Enabling automatic weight conversion will automatically convert weights to the distributed strategy of the current task before loading. The converted ckpt weights will be saved to the `output/transformed_checkpoint` folder, which can be directly loaded for subsequent use without enabling weight automatic conversion.

If there are multiple step weight files in the rank sub-folder of the weights, it is necessary to offline filter the weights to ensure that **each rank sub-folder contains only a single ckpt file to be loaded**.

```yaml
load_checkpoint: /path/to/checkpoint
src_strategy_path_or_dir: /path/to/strategy
resume_training: True
auto_trans_ckpt: True
transform_process_num: 8
```

### Incremental Training Resumption

**Overview**: The training dataset needs to be **produced and trained incrementally**. After training on the current dataset, new produced datasets are added for continued training until all datasets are processed. This scenario requires users to preset the total steps of the learning rate curve in advance based on the total amount of training data.

Assume a total of 10T tokens of data will be trained, with each produced dataset containing 1T tokens. The entire training process is completed in 10 epochs, requiring a total of 100,000 steps.

- Step 1: Preset the total training steps to fix the learning rate curve for the entire training process

  ```yaml
  lr_schedule:
    total_steps: 100000
  ```

- Step 2: Set a sufficiently large epoch value to ensure all datasets can be trained

  ```yaml
  runner_config:
    epochs: 15
  ```

  > The learning rate curve for the entire training process is fixed, and the epoch value setting will not affect the learning rate. You can set a larger value to ensure that all 10 datasets are fully trained.

- Step 3: After training 1 epoch of the dataset, replace the dataset and resume training. The following example resumes from the last fully saved weights; for other resumption methods, refer to [Interrupted Training Resumption](#interrupted-training-resumption) or [Strategy Conversion Resumption](#strategy-conversion-resumption).

  ```yaml
  load_checkpoint: /path/to/checkpoint
  resume_training: True
  ```

  > Due to inconsistent sample counts across datasets, the displayed epoch and step may change when resuming with a new dataset.

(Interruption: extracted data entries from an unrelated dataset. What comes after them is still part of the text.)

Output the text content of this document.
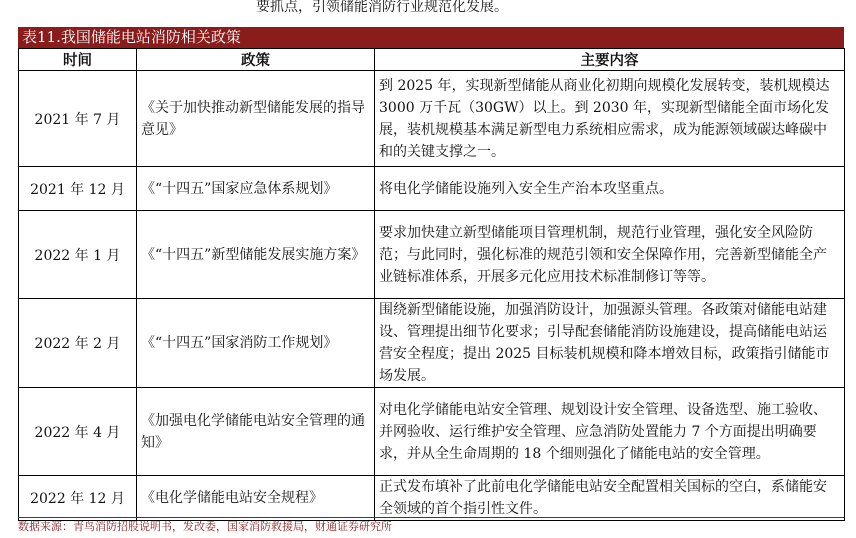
要抓点，引领储能消防行业规范化发展。
表11.我国储能电站消防相关政策
时间	政策	主要内容
2021 年 7 月	《关于加快推动新型储能发展的指导意见》	到 2025 年，实现新型储能从商业化初期向规模化发展转变，装机规模达 3000 万千瓦（30GW）以上。到 2030 年，实现新型储能全面市场化发展，装机规模基本满足新型电力系统相应需求，成为能源领域碳达峰碳中和的关键支撑之一。
2021 年 12 月	《“十四五”国家应急体系规划》	将电化学储能设施列入安全生产治本攻坚重点。
2022 年 1 月	《“十四五”新型储能发展实施方案》	要求加快建立新型储能项目管理机制，规范行业管理，强化安全风险防范；与此同时，强化标准的规范引领和安全保障作用，完善新型储能全产业链标准体系，开展多元化应用技术标准制修订等等。
2022 年 2 月	《“十四五”国家消防工作规划》	围绕新型储能设施，加强消防设计，加强源头管理。各政策对储能电站建设、管理提出细节化要求；引导配套储能消防设施建设，提高储能电站运营安全程度；提出 2025 目标装机规模和降本增效目标，政策指引储能市场发展。
2022 年 4 月	《加强电化学储能电站安全管理的通知》	对电化学储能电站安全管理、规划设计安全管理、设备选型、施工验收、并网验收、运行维护安全管理、应急消防处置能力 7 个方面提出明确要求，并从全生命周期的 18 个细则强化了储能电站的安全管理。
2022 年 12 月	《电化学储能电站安全规程》	正式发布填补了此前电化学储能电站安全配置相关国标的空白，系储能安全领域的首个指引性文件。
数据来源：青鸟消防招股说明书，发改委，国家消防救援局，财通证券研究所
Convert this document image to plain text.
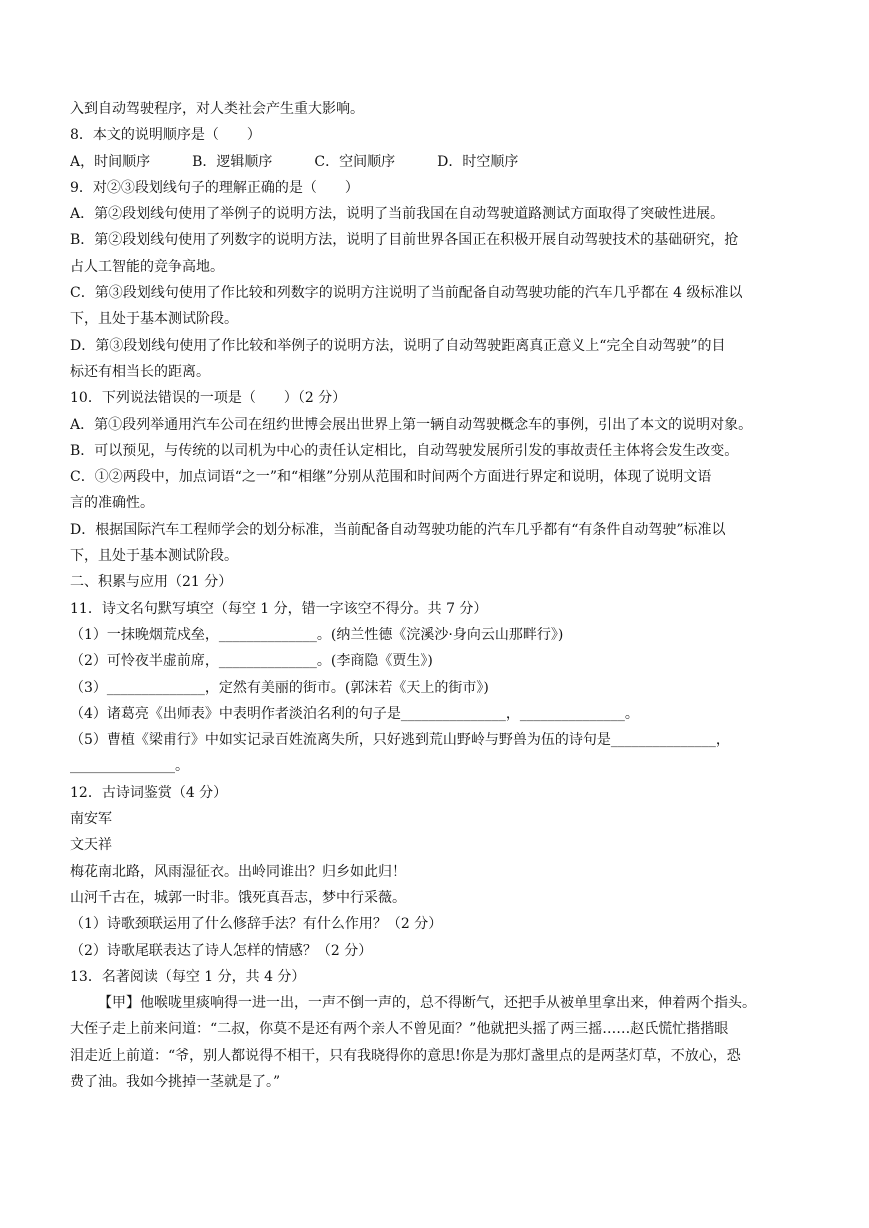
入到自动驾驶程序，对人类社会产生重大影响。
8．本文的说明顺序是（　　）
A，时间顺序　　　B．逻辑顺序　　　C．空间顺序　　　D．时空顺序
9．对②③段划线句子的理解正确的是（　　）
A．第②段划线句使用了举例子的说明方法，说明了当前我国在自动驾驶道路测试方面取得了突破性进展。
B．第②段划线句使用了列数字的说明方法，说明了目前世界各国正在积极开展自动驾驶技术的基础研究，抢
占人工智能的竞争高地。
C．第③段划线句使用了作比较和列数字的说明方注说明了当前配备自动驾驶功能的汽车几乎都在 4 级标准以
下，且处于基本测试阶段。
D．第③段划线句使用了作比较和举例子的说明方法，说明了自动驾驶距离真正意义上“完全自动驾驶”的目
标还有相当长的距离。
10．下列说法错误的一项是（　　）（2 分）
A．第①段列举通用汽车公司在纽约世博会展出世界上第一辆自动驾驶概念车的事例，引出了本文的说明对象。
B．可以预见，与传统的以司机为中心的责任认定相比，自动驾驶发展所引发的事故责任主体将会发生改变。
C．①②两段中，加点词语“之一”和“相继”分别从范围和时间两个方面进行界定和说明，体现了说明文语
言的准确性。
D．根据国际汽车工程师学会的划分标准，当前配备自动驾驶功能的汽车几乎都有“有条件自动驾驶”标准以
下，且处于基本测试阶段。
二、积累与应用（21 分）
11．诗文名句默写填空（每空 1 分，错一字该空不得分。共 7 分）
（1）一抹晚烟荒戍垒，______________。(纳兰性德《浣溪沙·身向云山那畔行》)
（2）可怜夜半虚前席，______________。(李商隐《贾生》)
（3）______________，定然有美丽的街市。(郭沫若《天上的街市》)
（4）诸葛亮《出师表》中表明作者淡泊名利的句子是_______________，_______________。
（5）曹植《梁甫行》中如实记录百姓流离失所，只好逃到荒山野岭与野兽为伍的诗句是_______________，
_______________。
12．古诗词鉴赏（4 分）
南安军
文天祥
梅花南北路，风雨湿征衣。出岭同谁出？归乡如此归！
山河千古在，城郭一时非。饿死真吾志，梦中行采薇。
（1）诗歌颈联运用了什么修辞手法？有什么作用？（2 分）
（2）诗歌尾联表达了诗人怎样的情感？（2 分）
13．名著阅读（每空 1 分，共 4 分）
【甲】他喉咙里痰响得一进一出，一声不倒一声的，总不得断气，还把手从被单里拿出来，伸着两个指头。
大侄子走上前来问道：“二叔，你莫不是还有两个亲人不曾见面？”他就把头摇了两三摇……赵氏慌忙揩揩眼
泪走近上前道：“爷，别人都说得不相干，只有我晓得你的意思!你是为那灯盏里点的是两茎灯草，不放心，恐
费了油。我如今挑掉一茎就是了。”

However, the total number of training steps remains unchanged, which is a normal phenomenon.

### Automatic Recovery Resumption

**Overview**: To facilitate automatic resumption of training by the platform without manual intervention, configure load_checkpoint to the save path of weight checkpoints. During the first training run, this directory is empty, and training will start normally with randomly initialized weights. For resumption, training will resume from the last fully saved weights in this directory.

```yaml
load_checkpoint: /path/to/output/checkpoint
resume_training: True
```

## Notes and Recommendations

- Distributed resume training must enable **data sinking mode** by configuring `sink_mode=True`.
- It is recommended to set the `SHARED_PATHS` environment variable to the path of the top-level shared directory. For example, if `/data01` is the shared directory and the project directory is under it, configure `export SHARED_PATHS=/data01`.
- It is recommended to save weights and strategy files of training tasks with different distributed strategies in separate folders.